New VP for Diversity hopes to help Andrews University progress
BERRIEN SPRINGS -- After a group of black students released a video asking for Andrews University to improve how it handles diversity on campus, a new administrator was hired.
“It is time for Andrews University to apologize for the systemic racism it has perpetuated on its campus,” a student says, looking into the camera of a video that was released in February.
One by one, several Andrews University students spoke in the video.
They demanded the Christian university – which was ranked #2 for ethnic diversity and #8 for international diversity on campus by US News Best Colleges – apologize within a week and start making changes.
About a quarter of the student population is from outside the U.S., and a breakdown shows 34 percent of students are white, 25 percent are Asian, 19 percent are Hispanic, and 16 percent are black.
“One week to not only apologize, but to commit to making measurable changes that will ensure that future generations will not have to experience what we have experienced,” another student says in the video.
Five days later, the university’s administration released a video response.
“As an organization, we have been guilty of racial bias, of making our faculty, staff, and students of color feel less than,” Andrea Luxton, president of Andrews University, says in the video. “We have not listened well enough. We have not been sensitive enough.
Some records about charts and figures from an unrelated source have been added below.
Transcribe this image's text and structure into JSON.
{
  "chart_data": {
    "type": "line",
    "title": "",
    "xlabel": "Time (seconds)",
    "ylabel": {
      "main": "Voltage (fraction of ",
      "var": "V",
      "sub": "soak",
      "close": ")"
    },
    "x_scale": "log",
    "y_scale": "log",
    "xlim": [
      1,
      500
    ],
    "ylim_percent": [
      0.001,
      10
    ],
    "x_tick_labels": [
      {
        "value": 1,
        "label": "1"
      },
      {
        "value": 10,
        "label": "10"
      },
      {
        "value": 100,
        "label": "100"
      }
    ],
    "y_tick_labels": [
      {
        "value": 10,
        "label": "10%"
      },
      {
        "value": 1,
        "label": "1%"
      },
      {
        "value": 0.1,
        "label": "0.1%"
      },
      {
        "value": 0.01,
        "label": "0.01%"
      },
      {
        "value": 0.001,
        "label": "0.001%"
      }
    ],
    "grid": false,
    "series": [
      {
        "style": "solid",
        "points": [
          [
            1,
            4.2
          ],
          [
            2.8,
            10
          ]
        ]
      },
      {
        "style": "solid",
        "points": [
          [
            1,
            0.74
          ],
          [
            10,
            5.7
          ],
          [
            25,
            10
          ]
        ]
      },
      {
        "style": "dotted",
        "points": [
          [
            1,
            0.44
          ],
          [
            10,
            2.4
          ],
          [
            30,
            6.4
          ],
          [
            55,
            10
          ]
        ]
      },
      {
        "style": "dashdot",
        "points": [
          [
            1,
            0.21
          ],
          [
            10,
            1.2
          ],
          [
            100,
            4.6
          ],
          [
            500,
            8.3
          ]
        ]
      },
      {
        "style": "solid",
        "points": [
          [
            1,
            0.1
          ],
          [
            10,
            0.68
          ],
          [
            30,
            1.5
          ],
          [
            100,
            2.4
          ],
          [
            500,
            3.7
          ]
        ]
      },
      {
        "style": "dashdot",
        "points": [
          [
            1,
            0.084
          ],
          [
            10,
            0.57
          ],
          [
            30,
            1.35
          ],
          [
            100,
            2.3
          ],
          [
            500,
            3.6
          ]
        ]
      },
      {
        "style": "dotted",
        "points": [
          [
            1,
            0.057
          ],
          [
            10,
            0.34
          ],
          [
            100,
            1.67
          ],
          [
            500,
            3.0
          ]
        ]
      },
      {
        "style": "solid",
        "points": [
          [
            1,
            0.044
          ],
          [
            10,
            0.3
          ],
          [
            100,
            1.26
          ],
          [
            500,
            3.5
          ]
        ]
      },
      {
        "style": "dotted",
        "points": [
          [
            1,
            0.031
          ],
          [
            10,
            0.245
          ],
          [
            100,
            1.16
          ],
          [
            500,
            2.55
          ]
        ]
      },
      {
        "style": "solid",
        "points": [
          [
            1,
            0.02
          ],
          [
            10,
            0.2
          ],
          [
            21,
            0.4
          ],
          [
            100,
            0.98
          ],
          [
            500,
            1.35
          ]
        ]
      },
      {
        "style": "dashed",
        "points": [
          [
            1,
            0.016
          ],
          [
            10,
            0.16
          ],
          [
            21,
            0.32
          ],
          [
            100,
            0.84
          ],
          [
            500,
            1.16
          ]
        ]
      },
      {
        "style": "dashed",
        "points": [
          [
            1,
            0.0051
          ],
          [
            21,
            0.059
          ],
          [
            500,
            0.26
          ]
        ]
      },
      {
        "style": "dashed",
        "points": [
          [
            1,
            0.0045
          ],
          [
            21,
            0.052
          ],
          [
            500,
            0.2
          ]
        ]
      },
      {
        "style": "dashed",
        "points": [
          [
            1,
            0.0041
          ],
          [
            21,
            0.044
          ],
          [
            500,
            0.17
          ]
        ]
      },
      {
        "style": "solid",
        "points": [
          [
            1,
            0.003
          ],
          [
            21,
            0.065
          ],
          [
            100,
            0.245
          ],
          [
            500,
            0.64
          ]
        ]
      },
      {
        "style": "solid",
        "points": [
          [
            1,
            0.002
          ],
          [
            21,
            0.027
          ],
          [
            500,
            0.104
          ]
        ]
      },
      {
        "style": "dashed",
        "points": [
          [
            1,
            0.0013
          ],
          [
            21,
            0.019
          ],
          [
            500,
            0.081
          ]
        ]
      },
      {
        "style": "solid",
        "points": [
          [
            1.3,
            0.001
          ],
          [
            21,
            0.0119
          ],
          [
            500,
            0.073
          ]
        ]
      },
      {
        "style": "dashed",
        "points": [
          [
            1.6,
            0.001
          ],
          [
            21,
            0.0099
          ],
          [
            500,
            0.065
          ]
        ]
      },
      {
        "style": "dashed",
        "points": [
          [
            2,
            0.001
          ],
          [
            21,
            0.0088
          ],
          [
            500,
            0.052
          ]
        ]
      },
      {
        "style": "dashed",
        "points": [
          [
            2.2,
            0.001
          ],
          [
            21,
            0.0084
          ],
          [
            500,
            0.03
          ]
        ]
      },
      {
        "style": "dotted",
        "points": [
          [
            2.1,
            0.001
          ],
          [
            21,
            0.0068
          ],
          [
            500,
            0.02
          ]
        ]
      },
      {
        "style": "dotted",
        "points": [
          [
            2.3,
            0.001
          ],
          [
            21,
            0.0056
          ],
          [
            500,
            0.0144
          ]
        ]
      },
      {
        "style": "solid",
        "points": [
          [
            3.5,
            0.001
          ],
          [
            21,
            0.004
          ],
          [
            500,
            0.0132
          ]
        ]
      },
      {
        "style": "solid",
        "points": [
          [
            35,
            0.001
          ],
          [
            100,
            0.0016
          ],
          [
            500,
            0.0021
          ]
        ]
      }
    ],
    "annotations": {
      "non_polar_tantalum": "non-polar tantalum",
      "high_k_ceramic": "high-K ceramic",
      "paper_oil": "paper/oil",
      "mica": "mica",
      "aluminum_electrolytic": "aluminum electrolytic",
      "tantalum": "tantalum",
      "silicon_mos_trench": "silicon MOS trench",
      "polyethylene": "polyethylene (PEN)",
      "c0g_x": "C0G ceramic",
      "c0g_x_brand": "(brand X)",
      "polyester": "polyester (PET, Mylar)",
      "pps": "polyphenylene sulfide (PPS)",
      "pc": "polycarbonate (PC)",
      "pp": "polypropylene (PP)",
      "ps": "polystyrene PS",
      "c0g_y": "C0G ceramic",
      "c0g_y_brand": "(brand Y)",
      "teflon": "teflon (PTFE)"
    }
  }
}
And we have missed opportunities to take action, where action should’ve been taken.”
Now, as students begin returning to campus for the fall semester, they’ll be met by the university’s first-ever vice president for diversity and inclusion.
“You can just tell that the university is being very intentional about creating a more inclusive environment,” said Michael Nixon, who began his new role in the beginning of August. “And that’s not something that I remember growing up, or when I was a student.”
Nixon graduated from Andrews in 2009.
He had grown up around the university because his father had worked as a chaplain on campus.
Nixon left a job in New York City as a civil rights fair housing attorney to return to Andrews and help make change.
“Even though it was difficult things to talk about; even though it was hard things to hear; it gave us a moment to say, ‘Yes. Let’s really move forward on these things, even if they’re some of the hardest things to talk about,” said Stephen Payne, the university’s vice president for marketing and communication.
Nixon said he plans to really interact with students this year to find out what’s working for them and what’s not.
The university also announced in that video response that all faculty and staff will go through expanded cultural diversity training.